Someone must have said,
“Oh, Mother, you look so nice in your uniform, let me take a picture.”
Cousin Karen M. asked me some time ago if I’d like a picture she had of Great Grandmother Helen Melvina Morgan wearing her Red Cross Volunteer uniform. At the time I wasn't interested. As I have pieced her life together, I now understand where it fits. Her granddaughter Helen Rex Frazier recalled those years in her autobiography.
Helen wrote, “World War I was being fought in Europe at this time. Grandma Morgan [Helen Melvina Groesbeck Morgan] came from Salt Lake to visit [Randolph, Utah]. I remember watching her knit socks and scarves for the Red Cross and watching her and mother save the pits from peaches for use in making gas (I believe). They let Harold and I arrange them in dripper pans as they put them out to dry." [Helen and Harold were 5 and 3 in 1918.]
Peach pits were used during World War I as filter for their gas masks. They would soak them in urine and make a special charcoal out of them that was used for the mask. World War I years were 1914-1919. Peach pits would have been available at canning time from August-September.
Presumably Helen Melvina “Mellie” Morgan was a part of the American Red Cross.

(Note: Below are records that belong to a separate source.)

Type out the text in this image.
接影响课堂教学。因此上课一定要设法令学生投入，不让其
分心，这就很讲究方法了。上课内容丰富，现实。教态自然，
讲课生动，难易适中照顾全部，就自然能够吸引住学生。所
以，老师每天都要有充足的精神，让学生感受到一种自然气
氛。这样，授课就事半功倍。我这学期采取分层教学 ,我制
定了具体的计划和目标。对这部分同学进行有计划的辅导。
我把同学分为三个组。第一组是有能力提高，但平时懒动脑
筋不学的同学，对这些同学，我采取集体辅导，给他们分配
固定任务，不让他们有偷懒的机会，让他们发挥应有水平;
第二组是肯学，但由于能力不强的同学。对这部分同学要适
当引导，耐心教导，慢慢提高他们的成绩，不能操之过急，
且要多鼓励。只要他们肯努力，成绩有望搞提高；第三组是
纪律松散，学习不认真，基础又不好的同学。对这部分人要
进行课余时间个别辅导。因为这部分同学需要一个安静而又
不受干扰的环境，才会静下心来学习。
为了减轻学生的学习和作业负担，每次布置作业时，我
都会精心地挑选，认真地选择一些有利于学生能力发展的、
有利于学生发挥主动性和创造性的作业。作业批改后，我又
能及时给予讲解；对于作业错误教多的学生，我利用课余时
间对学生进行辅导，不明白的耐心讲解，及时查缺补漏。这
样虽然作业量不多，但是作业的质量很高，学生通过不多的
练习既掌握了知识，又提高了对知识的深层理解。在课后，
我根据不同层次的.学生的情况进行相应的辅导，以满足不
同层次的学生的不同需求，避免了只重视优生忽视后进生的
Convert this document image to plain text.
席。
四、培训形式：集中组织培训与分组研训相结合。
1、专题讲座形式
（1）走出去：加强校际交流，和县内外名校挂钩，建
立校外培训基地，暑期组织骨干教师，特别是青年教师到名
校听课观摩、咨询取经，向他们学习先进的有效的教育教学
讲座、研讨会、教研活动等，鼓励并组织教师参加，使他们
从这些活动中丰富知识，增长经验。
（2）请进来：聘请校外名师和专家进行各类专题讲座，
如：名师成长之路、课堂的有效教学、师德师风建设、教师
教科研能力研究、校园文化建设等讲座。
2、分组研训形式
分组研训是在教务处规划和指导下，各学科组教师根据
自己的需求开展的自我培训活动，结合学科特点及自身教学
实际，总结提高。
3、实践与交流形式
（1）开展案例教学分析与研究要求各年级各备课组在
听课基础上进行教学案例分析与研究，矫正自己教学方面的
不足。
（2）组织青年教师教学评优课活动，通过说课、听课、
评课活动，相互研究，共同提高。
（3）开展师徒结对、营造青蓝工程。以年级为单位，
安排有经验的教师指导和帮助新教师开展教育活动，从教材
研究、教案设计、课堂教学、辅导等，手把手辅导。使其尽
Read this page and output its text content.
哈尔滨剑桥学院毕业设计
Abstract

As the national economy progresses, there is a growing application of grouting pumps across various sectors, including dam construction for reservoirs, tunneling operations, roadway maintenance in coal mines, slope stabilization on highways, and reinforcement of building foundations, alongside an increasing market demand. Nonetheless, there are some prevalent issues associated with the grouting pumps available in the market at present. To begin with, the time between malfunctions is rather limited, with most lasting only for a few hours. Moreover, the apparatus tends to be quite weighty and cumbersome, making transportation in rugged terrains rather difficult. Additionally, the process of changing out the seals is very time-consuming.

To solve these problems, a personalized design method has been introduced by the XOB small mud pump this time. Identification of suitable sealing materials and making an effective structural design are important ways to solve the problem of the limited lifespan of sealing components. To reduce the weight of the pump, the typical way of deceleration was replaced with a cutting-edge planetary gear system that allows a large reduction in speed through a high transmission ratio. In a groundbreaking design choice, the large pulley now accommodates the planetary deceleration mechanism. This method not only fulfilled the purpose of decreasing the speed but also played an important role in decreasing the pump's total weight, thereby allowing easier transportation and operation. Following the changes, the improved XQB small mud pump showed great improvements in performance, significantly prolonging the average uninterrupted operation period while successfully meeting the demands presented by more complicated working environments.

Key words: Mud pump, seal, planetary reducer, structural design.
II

During an extremely active era beginning in 1917, the Greater Salt Lake Area Chapter of the American Red Cross saw the creation of several essential services. Home Service, the forerunner of our current Armed Forces Emergency Services, helped families cope with the problems associated with having a loved one in the military. Classes in First Aid and Home Nursing were begun and Canteen Service was started up to assist with wartime needs. The local Red Cross provided nursing services throughout the state during the Spanish influenza epidemic of 1918.
During World War I, 2,000 Utah Red Cross volunteers shipped bandages to the frontlines and clothing to impoverished Belgian families.
In 1918 Grandmother Morgan’s son John Hamilton was training in the armed forces as the letter he wrote his mother that appeared in a Salt Lake Newspaper and posted here attests.
I was moved by the realization that in the course of writing her autobiography, three years prior to her passing, Helen recalled her Grandmother Morgan’s visit to Randolph, and that her mother Bessie joined with her mother’s “war efforts.”